Serie A e diritti tv. Da anni si parla di modificare la spartizione degli introiti televisivi, troppo favorevoli alle big del nostro campionato. Una questione economica che, quest’anno, sembra aver creato un solco tra le squadre di testa e le ultime. Di fatto, sono praticamente già retrocesse tre squadre: Crotone, Palermo e Pescara, tutte del Sud, già penalizzate da condizioni economiche notoriamente più svantaggiate nel Mezzogiorno che, dunque, non vengono in alcun modo aiutate a essere più competitive. C’è quindi tutta una metà classifica fatta di squadre che non hanno più nulla da chiedere al campionato, già da gennaio.
Da qui le proteste di Tommaso Giulini e Fabrizio Corsi, proprietari di Cagliari ed Empoli: “È ridicolo pensare che la riduzione a 18 squadre sia la ricetta giusta per risolvere la crisi della serie A – spiega Corsi a La Gazzetta dello sport – La vera questione è la distribuzione dei diritti televisivi. Possibile che la Juve incassi 105 milioni e il Crotone 19? Date dieci milioni in più al proprietario del club calabrese e la squadra di Nicola oggi avrebbe 7-8 punti in più in classifica“.
Lo scorso 25 novembre è stata votata all’unanimità – quindi da tutte le squadre di Serie A – la spartizione dei diritti tv per il triennio 2018-2021. La quota incrementale di 25 milioni per la stagione in corso e di 50 milioni per la prossima, sarà divisa per il 40% tra tutte e 20 le squadre di Serie A (circa 500 mila euro in più a testa) e il restante tra le formazioni che si qualificheranno tra il quarto e il diciassettesimo posto in classifica, visto che le prime tre potranno godere dei proventi derivanti dalla qualificazione in Champions League, mentre le ultime tre potranno avvalersi del contributo del “paracadute”.
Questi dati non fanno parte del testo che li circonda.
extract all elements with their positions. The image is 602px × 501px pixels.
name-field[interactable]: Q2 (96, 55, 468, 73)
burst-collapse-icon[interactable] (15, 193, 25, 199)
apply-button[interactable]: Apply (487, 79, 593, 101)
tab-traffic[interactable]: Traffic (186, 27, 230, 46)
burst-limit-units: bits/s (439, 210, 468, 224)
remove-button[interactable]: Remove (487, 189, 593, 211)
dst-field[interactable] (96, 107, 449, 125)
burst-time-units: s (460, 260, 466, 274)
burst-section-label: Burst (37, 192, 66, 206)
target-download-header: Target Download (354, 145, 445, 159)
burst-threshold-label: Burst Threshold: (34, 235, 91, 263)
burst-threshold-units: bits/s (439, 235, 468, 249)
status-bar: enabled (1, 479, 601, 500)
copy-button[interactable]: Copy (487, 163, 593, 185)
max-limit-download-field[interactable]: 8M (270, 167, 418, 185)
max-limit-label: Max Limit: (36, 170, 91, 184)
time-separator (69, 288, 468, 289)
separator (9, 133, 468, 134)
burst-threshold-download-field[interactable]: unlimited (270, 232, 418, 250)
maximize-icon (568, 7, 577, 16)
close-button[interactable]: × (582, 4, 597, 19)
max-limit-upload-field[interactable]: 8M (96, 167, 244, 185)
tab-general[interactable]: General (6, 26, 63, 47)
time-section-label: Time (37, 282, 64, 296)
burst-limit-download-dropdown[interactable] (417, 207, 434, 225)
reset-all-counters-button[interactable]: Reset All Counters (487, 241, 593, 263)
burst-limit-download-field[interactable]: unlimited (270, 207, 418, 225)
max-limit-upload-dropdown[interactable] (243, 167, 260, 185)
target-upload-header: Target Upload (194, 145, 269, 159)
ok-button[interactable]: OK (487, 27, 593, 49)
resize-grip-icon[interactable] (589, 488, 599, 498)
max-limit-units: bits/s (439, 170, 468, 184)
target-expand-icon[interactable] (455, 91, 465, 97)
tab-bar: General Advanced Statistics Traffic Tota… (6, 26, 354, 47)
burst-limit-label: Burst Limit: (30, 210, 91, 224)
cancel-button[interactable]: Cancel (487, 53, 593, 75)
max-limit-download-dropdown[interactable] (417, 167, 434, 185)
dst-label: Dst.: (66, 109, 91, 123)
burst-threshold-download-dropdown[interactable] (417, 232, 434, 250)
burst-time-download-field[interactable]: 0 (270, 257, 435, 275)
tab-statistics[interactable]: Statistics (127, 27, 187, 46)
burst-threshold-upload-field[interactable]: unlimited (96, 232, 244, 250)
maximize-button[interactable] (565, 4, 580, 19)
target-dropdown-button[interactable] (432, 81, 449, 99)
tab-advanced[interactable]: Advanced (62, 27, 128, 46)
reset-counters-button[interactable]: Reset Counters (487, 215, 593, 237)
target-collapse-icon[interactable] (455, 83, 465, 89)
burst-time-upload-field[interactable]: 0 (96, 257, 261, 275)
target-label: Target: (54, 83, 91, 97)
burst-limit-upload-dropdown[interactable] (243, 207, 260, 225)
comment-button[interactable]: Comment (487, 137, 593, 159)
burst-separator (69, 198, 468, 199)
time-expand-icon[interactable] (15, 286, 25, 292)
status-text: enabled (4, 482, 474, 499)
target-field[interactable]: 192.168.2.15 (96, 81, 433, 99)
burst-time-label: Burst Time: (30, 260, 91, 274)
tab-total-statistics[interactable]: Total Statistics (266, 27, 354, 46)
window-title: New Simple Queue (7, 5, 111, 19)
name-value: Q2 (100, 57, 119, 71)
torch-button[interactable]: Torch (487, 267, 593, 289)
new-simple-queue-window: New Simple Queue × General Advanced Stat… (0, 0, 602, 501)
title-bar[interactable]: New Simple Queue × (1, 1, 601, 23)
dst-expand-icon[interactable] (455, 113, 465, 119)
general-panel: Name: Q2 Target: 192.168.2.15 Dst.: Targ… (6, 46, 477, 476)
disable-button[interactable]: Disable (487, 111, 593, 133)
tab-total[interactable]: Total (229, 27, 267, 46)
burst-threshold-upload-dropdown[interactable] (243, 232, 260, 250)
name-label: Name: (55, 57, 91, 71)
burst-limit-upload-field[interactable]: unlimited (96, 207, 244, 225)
Da anni si parla di applicare il cosiddetto modello inglese anche alla Serie A. Non ci sarebbero più differenze elevate tra grandi e piccole squadre. Un modello che andrebbe a svantaggio soprattutto delle grandi squadre, compreso il Napoli. Quest’anno, la squadra partenopea incasserà una cifra vicina ai 70 milioni, che potrebbe aumentare in base al piazzamento in classifica ed i risultati sportivi a fine stagione. Il paradosso del modello attuale è che per le piccole squadre è economicamente vantaggioso retrocedere, dal momento che potranno godere del cosiddetto “paracadute”.